October 25, 2006

  • I figured it out! 

    Okay, not me personally exactly.  But here's the thing.  In my office we've spent a lot of time trying to figure out WHERE the Federal Government comes up with the figure that they say a family of four can live on. 

    So I'm reading today and I found it.   It comes from a formula the Social Security Administration put together in 1964.  It sets the poverty level at three times the cost of a "thrifty food basket."  This is because in 1955 (the year for which figures were known when the formula was set) an average family spent 1/3 of it's budget on food. 

    BUT - here's the rub and it explains why the figures are so off for people struggling to live today on what the government says should be a "good" wage.  Food prices have not risen as much as the price of almost every other necessity. 

    In 1955, milk cost .92 a gallon, eggs were .72 a dozen, a postage stamp was .03, the average cost of a new car was 1,950, gas to drive it was .23, and the average cost of a new home was $22,000.  This was at a time when the average income was $4,137.

    Today, do you know how much milk costs?  That was the question that stumped the first President Bush, he had no idea.  Milk prices vary somewhat around the nation but the average is $2.99 per gallon.  A postage stamp is .39, the average cost of a new car is $28,481, and a new home will run you $264,540.  The average income today is about $43,000.

    The Federal Government in all its wisdom says that a family of three that has income below $16,600 is impoverished.

    Remember in 1955, a family spent a third of it's money on food.  Milk and eggs don't cost 10 times as much today as they did back then, but everything else does.  So a formula that assumes a family can live on three times the amount of their grocery budget, is simply a ludicrous proposition. 

    The American economic landscape is very different today.  And the Federal poverty guideline underestimates the numbers whose lives can reasonably be considered impoverished. 

    Okay, I don't feel a whole lot better now that I've written it all out, but it does help me understand why I've been told that I make too much money to qualify for programs that might help me cover necessities for the boys.  The people who figured that out - haven't bothered to notice that we aren't living in 1955 anymore. 

    Just to put this into numbers that show my personal acquaintance with the problem, my personal income is a hair below $20k.  My rent is more than 50% of my gross monthly income.  The co-pays for the boys doctor visits and medications are almost 10% of my gross monthly income.  Utilities and phone run almost 25%.  And my car insurance is 4%.  Of GROSS.  So you can see why I'm upset about the thought of my employer with-holding taxes and so forth if my status is swtiched from an Independent Contractor to an Employee.  If I added that right in my head, my budget is slightly less than 89% of my gross income for fixed expenses.  If it weren't for child support, we wouldn't be eating.

Comments (8)

  • That explains a lot.

  • Yes...the standard needs to be changed....right along with the rate of inflation....Oh...but that would make sense! *smirk*

  • I don't know how you manage to save anything!!! You are good. I don't know how a family can live on less then 100 thousand given what you just wrote there.

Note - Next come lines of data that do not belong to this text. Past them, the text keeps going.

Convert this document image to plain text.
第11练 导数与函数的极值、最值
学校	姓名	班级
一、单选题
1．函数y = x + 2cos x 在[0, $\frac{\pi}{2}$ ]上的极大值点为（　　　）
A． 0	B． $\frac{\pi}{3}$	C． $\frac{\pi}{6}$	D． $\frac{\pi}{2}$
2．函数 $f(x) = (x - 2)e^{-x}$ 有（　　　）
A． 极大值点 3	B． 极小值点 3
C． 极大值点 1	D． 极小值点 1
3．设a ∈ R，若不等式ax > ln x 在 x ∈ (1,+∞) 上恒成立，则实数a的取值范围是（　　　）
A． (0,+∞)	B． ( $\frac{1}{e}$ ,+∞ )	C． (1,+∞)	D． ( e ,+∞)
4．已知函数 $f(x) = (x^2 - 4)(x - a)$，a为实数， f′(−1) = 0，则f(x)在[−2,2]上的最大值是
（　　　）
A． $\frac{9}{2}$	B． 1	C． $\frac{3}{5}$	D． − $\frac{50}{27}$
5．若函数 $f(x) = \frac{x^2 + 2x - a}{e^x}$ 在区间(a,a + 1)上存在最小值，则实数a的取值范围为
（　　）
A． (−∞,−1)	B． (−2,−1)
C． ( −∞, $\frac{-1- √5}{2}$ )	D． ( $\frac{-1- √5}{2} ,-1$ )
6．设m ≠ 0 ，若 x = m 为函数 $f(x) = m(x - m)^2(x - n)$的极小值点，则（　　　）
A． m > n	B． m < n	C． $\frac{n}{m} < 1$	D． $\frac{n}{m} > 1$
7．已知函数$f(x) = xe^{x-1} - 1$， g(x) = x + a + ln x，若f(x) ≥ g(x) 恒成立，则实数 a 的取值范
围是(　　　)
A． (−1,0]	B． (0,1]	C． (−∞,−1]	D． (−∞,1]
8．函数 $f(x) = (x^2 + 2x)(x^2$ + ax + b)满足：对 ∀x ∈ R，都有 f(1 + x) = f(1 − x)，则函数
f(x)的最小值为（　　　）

  • Thad told me today that Cheryl had to have a stint put in her heart.  MY god she is 36!!!  How iw she?  I didn't even know she had been sick.

    Shelly

  • Trust you to pin down the source figure -- and the fallacy that underpins it. I sure hope that's going in the book AND in the next set of letters to the leaders of the realm . WTG, Lady. If anyone's going to make change happen, you're on the top of my list to actually do it, against all odds.

  • the powers that be are so far removed from the daily reality of most people.....

  • yikes. I am shocked that you make less than $20k doing what you do. Ok, I know writers aren't the BEST paid people around :) And Independent Contractor status is especially hard. But surely if you went to regular employee status they would have to pay you more... yes, I think you already said they would. Seriously, I would not worry about the withholdings. With two kids on that income, I don't see how you would even owe any income taxes - so don't let them take any out.

    Oh, and we make a lot more (as a two-income family), but we still spend 50% of our income on housing/mortgage. I've found that the more money you make, the higher your expenses seem to be!

  • Politics demands that the standard be kept where it is. You can't announce that the country suddenly has so many more families living below the poverty line if you want to be re-elected.